Minęły lata od jednego z najkrwawszych wielkich konfliktów światowych zwanego II Wojną Światową.

W jego głowie, wybrzmiewały wszystkie obelgi, które kiedykolwiek zostały wypowiedziane w jego stronę, albo z jego ust. Były to wyrzuty sumienia, których nie mógł się wyzbyć z tyłu głowy. Podświadomości, która miała inne plany. Wydawać się mogło że mężczyzna zaraz oszaleje, ponieważ śmiał się cicho, będąc sam w pokoju. Wydawać się mogło że to tylko kwestia czasu, gdy oszaleje słysząc wszystko co kiedykolwiek usłyszał i udawał że ma to gdzieś. Było tam jednak coś jeszcze... nie. Ktoś jeszcze. Ktoś kto nie dawał mu spokoju najbardziej ze wszystkich głosów. Ktoś, za kim tęsknił głęboko na dnie umysłu. Po wojnie, nie mógł się spokojnie pokazać na ulicy. Byłoby to zbyt niebezpieczne, dlatego się ukrywał, nosząc maskę, którą kiedyś zrobił. Gdyby bez niej wyszedł, zapanowałby chaos, znowu złapaliby go i zabili, a on wolał mieć pewność że jego dzieci żyją i mają się dobrze. Nie mógł zobaczyć też osoby z tyłu głowy, która chodziła w jego myślach już od dłuższego czasu. Jednak, kim był ten ktoś? Ktoś, kto tak bardzo dawał o sobie znać w jego sumieniu? Stary przyjaciel, którego tak bardzo zranił z jakiegoś powodu, a którego chciał mieć tak bardzo przy sobie.
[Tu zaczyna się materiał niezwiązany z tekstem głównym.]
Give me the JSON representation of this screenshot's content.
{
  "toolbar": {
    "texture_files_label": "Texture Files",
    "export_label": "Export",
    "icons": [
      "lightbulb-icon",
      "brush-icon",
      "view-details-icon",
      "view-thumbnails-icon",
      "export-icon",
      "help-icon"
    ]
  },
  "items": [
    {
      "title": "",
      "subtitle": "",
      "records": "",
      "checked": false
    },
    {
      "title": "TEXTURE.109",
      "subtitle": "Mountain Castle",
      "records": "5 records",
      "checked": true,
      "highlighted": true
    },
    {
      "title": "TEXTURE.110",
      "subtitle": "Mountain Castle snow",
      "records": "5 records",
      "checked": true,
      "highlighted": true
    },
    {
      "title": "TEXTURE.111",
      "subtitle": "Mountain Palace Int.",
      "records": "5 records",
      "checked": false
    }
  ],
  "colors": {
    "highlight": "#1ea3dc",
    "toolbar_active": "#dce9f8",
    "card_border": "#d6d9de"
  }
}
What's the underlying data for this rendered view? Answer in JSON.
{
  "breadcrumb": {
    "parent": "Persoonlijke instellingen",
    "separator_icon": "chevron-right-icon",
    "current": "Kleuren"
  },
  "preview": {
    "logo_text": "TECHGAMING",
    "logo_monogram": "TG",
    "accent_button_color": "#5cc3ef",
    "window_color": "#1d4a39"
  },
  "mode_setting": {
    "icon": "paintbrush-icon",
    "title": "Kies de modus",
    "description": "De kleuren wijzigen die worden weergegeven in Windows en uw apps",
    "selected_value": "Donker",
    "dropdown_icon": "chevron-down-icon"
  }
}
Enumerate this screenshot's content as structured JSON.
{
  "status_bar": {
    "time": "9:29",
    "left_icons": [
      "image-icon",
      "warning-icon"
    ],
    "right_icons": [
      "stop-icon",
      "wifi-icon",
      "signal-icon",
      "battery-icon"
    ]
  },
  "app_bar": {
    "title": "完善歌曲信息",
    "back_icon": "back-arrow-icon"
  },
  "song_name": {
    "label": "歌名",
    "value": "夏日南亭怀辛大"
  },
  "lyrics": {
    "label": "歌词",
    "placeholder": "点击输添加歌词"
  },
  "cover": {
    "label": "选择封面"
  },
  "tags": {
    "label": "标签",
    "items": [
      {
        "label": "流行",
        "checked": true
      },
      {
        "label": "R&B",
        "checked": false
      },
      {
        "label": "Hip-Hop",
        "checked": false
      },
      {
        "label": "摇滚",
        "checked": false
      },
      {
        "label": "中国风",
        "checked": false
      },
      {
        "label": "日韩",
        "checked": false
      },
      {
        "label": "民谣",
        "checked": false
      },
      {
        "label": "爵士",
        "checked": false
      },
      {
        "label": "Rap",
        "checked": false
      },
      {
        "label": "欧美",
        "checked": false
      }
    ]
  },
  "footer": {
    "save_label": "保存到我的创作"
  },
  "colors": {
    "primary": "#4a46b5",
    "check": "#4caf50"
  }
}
Którego zranił przez uczucie, którego nigdy nie chciał czuć w jego stronę. A może, którego nigdy nie powinien czuć w jego stronę. Uczucie to, nie pozwalało mu normalnie myśleć gdy był w jednym pomieszczeniu z nim. Z nim, osobą, która była tak blisko jego, którą chciał. Był jeszcze jeden, ten, który namieszał mu w głowie, przez którego taki jest i już się nie zmieni.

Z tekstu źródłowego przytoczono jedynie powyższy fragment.